In Response, Jefferson drafted the Virginia and Kentucky resolutions of 1798. These resolutions laid out the basic principles of nullification. These resolutions were passed by the Democrat-dominated legislatures of these states. They succeeded in helping to resist these acts, which came to an end when the Democrats came to power in Washington in 1800. These resolutions became known as the Principles of '98.
Woods lays out the case that the Constitution really does limit federal power. He refutes expansive interpretations based on the general welfare clause, commerce clause, necessary and proper clause, and the "living constitution". This material should be familiar to well-read conservatives.
After explaining the origin of the Principles of '98, Woods explains their relevance throughout the 1800s. Ironically, New England cited the principles against President Jefferson due to his poorly conceived trade embargo protesting the seizure of American ships during the Napoleonic Wars. They were favorably referenced by Northern states in the subsequent years. They were used by South Carolina in 1832-33 to help resist restrictive tariff policies backed by President Jackson. They were used by Wisconsin in 1859 to resist the Fugitive Slave Law. Woods is pained to point out that they were never used to defend slavery.

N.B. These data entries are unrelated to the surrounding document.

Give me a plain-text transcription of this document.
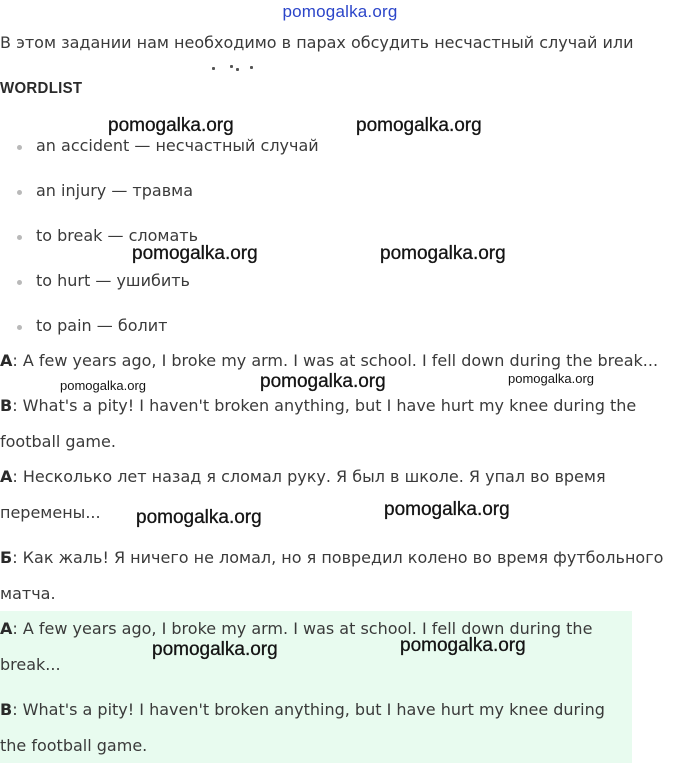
pomogalka.org
В этом задании нам необходимо в парах обсудить несчастный случай или
WORDLIST
an accident — несчастный случай
an injury — травма
to break — сломать
to hurt — ушибить
to pain — болит
A: A few years ago, I broke my arm. I was at school. I fell down during the break...
B: What's a pity! I haven't broken anything, but I have hurt my knee during the
football game.
А: Несколько лет назад я сломал руку. Я был в школе. Я упал во время
перемены...
Б: Как жаль! Я ничего не ломал, но я повредил колено во время футбольного
матча.
A: A few years ago, I broke my arm. I was at school. I fell down during the
break...
B: What's a pity! I haven't broken anything, but I have hurt my knee during
the football game.
pomogalka.org	pomogalka.org
pomogalka.org	pomogalka.org
pomogalka.org	pomogalka.org	pomogalka.org
pomogalka.org	pomogalka.org
pomogalka.org	pomogalka.org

Woods then explains the origin of America, advocating the compact view that the states began as separate colonies, then separate countries, which united with the Articles of Confederation and then the Constitution. He refutes the nationalist theory that the states were somehow united from the beginning, implying that the federal government is the supreme authority over the entire country.
Woods explains how nullification is used today, from medical marijuana to the REAL ID act and firearms freedom acts. In the final chapter, he discusses various ways of officially enshrining nullification in the Constitution. These include a constitutional amendment (not going to happen) and constitutional convention (extremely dangerous). This is the weakest section of the book.
Readers should be aware that about half the book consists of historical documents. These begin with the Virginia and Kentucky resolutions themselves and include later resolutions and commentaries on nullification.
Overall, this is an important, if somewhat basic book on a little-explored but vital issue. It is recommended to interested readers.